この曲集では、「別れの曲」という日本独自のタイトルがついている3曲目の op.10-3 が有名だ。誰でも一度は耳にしたことがあるはずの美しい旋律を持つが、私はちょっと苦手だ。私が好きなのは、冒頭の op.10-1 で、初めて聴いた時すぐに気に入った。天駆けるように疾走する曲で、ロマン的ではあるが、硬質でべたべたした感じは受けない。
この「練習曲集」は、マオリツィオ・ポリーニの録音が名演といわれている。1970年代初めにLPで初めて出たとき、日本の会社は、レコードのタスキ帯に「これ以上何をお望みですか?」という宣伝文句をつけたそうだ。クラシック音楽では例外的な名キャッチコピーとして、今でも語り継がれている。

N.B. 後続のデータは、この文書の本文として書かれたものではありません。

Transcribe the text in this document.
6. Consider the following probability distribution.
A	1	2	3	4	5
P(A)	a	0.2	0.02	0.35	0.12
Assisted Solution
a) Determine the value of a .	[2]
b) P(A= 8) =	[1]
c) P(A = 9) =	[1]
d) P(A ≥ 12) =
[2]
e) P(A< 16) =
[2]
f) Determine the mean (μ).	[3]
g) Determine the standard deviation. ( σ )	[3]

私はこのコピーをリアルタイムで知っているわけではないが、今もCDで手に入るこの録音を聴くと、確かにそれがうなずけるような快演だ。ただ、これも歳のせいか、ダイナミックなうえにメカニカルとも思えるこの手の演奏には、少し疲れるものを感じることがある。
三浦友理枝の演奏は、どの曲もポリーニよりもう少しテンポがゆったり目で、音もやや柔らかいが、粒立ちは十分良い。好みの第1曲は、閃光がひたすらきらめくようなポリーニの演奏とは、また違ったこの作品の顔を見ることができたように感じた。第3番「別れの曲」、第5番「黒鍵」、また第12番「革命」といった有名な作品もなかなか楽しめた。
彼女に対する評価など詳しいことは知らないが、近年の「J-クラシックの若手美人アーティスト」ブームの一人として終わらないよう、研鑽と経験を積んでいってほしいものだと思った。